ONUMBA.COM, USA – Why the heck is everybody in Nigeria harping on President Buhari’s cabinet as though their next lunch depends on it?
Shouldn’t we all be worried more about whether or not Buhari picks the right folks for cabinet jobs?
I just don’t get it.
Cabinet, cabinet, cabinet. Everybody is yackry-yacking about cabinet.
That’s all you hear now. Not surprisingly, a cavalcade of the president’s apostolic foes are out there in full force caviling from the rooftop over his slow-poke approach to forming a cabinet, pointing to it and saying aha, you see, Buhari is intensely flummoxed and does not know his way forward.
Ain’t that a bunch of crap? That hollow broadside, to put it leniently, is a pearl of vapid nonsense, nothing but a raging claptrap being spewed by a brigade of flaming idiots with rabid disdain for Nigeria’s progress. These are disgruntled clods, dunderheads and charlatans who would rather have Nigeria remain mud-stuck in apocalyptic squalor while a few fat cats have their way with the country’s till.

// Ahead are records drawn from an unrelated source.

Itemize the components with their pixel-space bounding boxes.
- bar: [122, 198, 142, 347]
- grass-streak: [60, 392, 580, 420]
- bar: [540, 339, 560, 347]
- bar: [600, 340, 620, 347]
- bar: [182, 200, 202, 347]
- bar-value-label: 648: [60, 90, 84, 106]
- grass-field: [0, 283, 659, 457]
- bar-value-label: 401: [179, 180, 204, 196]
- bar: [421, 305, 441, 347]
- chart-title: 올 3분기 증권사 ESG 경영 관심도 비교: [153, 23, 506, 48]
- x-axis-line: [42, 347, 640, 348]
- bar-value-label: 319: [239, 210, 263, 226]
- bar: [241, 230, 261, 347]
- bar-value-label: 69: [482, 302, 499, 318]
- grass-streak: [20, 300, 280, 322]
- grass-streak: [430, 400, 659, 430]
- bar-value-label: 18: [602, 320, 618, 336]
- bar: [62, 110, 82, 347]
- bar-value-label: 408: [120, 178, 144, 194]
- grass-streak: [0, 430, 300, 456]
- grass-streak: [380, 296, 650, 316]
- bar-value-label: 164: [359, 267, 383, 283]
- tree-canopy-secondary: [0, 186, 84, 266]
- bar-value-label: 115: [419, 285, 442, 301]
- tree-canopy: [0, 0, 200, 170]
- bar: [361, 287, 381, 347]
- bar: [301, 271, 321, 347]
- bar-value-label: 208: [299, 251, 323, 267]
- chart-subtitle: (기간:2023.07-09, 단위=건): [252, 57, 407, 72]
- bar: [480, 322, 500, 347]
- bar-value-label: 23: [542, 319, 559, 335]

The truth is, Buhari’s election as president on May 29, which many people did not see coming, threw a fairly big wrench to completely wreck their plans. Loved it.
Look, this president is a different kind of president. Consequently, he is going about things a bit differently, sometimes a lot differently. No more ‘business as usual’ should not be a fancy cliché. Now, should it? Buhari is implementing that. It is absolutely imperative that Nigerians, some of them clueless naifs, get that, perhaps more importantly, get used to that, actually, the earlier the better. Heck, it is for their own good, for crying out loud.
The Nigeria Buhari inherited was a profound mess limping along to nowhere in a moribund condition led by a completely clueless and incompetent former President Goodluck Jonathan. Things were ferociously and depressingly bad. Nigerians should be thankfully cartwheeling that they now have a meticulous president, a thoughtful leader, a focused man who is stubbornly honest, and who is determined to install a scrum-like approach to governance aimed at tackling the heap of challenges he inherited from his totally feckless predecessors.
It’s no epiphany that one of the most anticipated acts of a new president, any new president in any country, is the formation of his cabinet, with long-throated job seekers swooning, lobbying and clamoring for a spot on it.
It is particularly so for Nigeria where the job of a cabinet minister is vastly viewed as a coveted ticket to the opulent city of Lootingville.
Now, what exactly is a cabinet?
Here’s 101 version of it. It is a gaggle of citizens appointed by the president to head each ministry, to help the president carry out his policies, help him implement his vision for the country and report to the president. Essentially, all heads of ministries are members of the cabinet that collectively form part of the executive branch of government. Sometimes, depending on the country, a selected number of other top functionaries of the executive arm of government that are not necessarily ministry heads also participate as cabinet members.
All of which brings us to this seismic kicker. President Buhari, apparently, not giving a dollop of hoot to what his noisy critics are saying, has decided to delay naming his cabinet until September.
His reason? Oh, he is taking his sweet time to fish out qualified people with no history of corruption.
To which I say a thunderous ‘Amen.’
But of course, Buhari’s goonish critics will be miffed about it, and sure will unleash their truculent onslaught at the president.
The absolute beauty of all this, as noted by one Buhari spokesman, Femi Adesina, is that there’s nothing in the Nigerian constitution mandating a set timeline for the president to form a cabinet.
The president can name his cabinet any time he wants.
Heck – I would rather have a rudderless, minister-less ministry than have one manned by an imbecilic ladrone. It’s akin to giving a rat known for its love of dry fish the job of safeguarding a large duffel bag full of dry fish. That lucky rat might invite his buddies for a shindig with the fish in the bag.
As for how I would describe President Buhari’s management style so far, well, he is a radical mugwump with a no-nonsense swagger operating within the narrow contours of a constitutional framework and broader confines of a democratic structure.
Oh, I love it.
All told, I am hugely agog for Nigeria and for the entire African continent. Buhari, without a doubt, has restored back our (Nigerians abroad) hopes of returning home, someday, now sooner than ever.
Yeah, he is 72 and that’s why I pray that God grant him good health to lead Nigeria for four years and beyond.